NASA Concern: Strange Sounds in Starliner Spacecraft
NASA’s Boeing-built Starliner spacecraft is having more problems. It started with helium leaks and propulsion problems, but now it’s also making strange and disturbing sounds, which one of the astronauts recorded.
- Strange sounds in the spaceship
- Signals in space, like a hammer blow
- Space X will take over astronauts
On June 6, the Starliner with two astronauts reached the International Space Station in Earth orbit. Barry “Butch” Wilmore and Sunita Williams were supposed to spend only eight days on it, and then return to Earth. However, during the mission, there was a failure. The maneuvering engines failed, and there were helium leaks. In view of these problems, NASA decided that the astronauts would remain in orbit, waiting for a new, efficient ship, and the Starliner would return to Earth alone using autopilot.
Strange sounds in the spaceship
As the Starliner, ready to be sent back to Earth, waited for liftoff, strange sounds began to emerge from the speakers mounted in the cabin. Barry “Butch” Wilmore radioed the Johnson Space Center in Houston. So that mission control could hear the disturbing sounds, he put a microphone up to the ship’s speakers.
“I have a question about the Starliner,” Wilmore said. “There’s a strange sound coming from the speaker… I don’t know what’s causing it.”
After listening to it, Mission Control said the sounds resembled “something like a pulsing sound, almost like a sonar signal.”
“I’ll let you all scratch your heads and see if you can figure out what’s going on. Call us if you figure it out,” Wilmore said, but the source of the signal has not yet been determined.
Commentators on the nasaspaceflight.com forum believe that the cause of the regularly recurring sounds may be impulses from the ship’s internal clock, but this information has not been officially confirmed.
Signals in space, like a hammer blow
As The Guardian reports, unusual sounds in space are nothing new. They were first recorded and made public by American meteorologist Rob Dale. Unusual sounds were also heard in 2003 by China’s first astronaut, Yang Liwei, during the Shenzhou 5 mission. He claimed that they resembled the noise of a hammer striking metal.

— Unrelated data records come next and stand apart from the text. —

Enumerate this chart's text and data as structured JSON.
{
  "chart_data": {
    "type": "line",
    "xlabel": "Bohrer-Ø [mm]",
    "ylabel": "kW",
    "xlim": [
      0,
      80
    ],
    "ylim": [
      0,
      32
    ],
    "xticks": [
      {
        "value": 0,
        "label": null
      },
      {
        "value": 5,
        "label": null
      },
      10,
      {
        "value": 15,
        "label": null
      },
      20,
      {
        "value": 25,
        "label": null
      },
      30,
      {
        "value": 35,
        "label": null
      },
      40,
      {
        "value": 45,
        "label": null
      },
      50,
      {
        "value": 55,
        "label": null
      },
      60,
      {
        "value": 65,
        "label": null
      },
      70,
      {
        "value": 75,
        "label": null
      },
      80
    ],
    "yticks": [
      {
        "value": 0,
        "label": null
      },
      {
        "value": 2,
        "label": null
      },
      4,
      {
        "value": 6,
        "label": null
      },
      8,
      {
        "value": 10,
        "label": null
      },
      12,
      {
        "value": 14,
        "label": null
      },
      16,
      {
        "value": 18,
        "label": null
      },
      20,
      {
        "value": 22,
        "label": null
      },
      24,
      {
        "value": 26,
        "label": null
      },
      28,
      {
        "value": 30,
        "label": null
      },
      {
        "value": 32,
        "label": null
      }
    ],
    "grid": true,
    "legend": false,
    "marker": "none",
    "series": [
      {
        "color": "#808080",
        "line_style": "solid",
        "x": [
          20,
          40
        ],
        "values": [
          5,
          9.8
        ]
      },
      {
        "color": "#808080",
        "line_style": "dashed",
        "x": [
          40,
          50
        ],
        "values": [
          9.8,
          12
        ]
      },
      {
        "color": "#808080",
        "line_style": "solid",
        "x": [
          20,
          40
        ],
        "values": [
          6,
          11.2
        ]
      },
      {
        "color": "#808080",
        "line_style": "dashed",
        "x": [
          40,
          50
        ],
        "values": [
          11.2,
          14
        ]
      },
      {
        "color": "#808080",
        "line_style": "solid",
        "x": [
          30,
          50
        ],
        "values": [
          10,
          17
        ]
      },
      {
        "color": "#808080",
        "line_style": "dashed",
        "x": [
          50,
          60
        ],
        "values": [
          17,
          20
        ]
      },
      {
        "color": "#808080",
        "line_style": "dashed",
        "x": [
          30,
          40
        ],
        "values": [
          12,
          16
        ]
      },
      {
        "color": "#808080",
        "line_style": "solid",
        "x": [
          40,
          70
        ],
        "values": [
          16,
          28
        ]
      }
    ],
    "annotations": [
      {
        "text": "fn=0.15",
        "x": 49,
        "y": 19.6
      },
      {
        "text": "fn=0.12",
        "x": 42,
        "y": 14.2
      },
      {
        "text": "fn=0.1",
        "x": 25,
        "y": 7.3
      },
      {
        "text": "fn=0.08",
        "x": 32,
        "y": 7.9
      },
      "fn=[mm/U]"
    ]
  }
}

Space X will take over astronauts
Barry “Butch” Wilmore and Sunita Williams will spend about six months in space instead of the planned eight days. NASA has announced that due to the Starliner failure, it will return to Earth without them. The astronauts will probably be taken home by the Crew Dragon spacecraft prepared by SpaceX, a competitor to Boeing. This will happen in February 2025 as part of a rotational astronaut mission.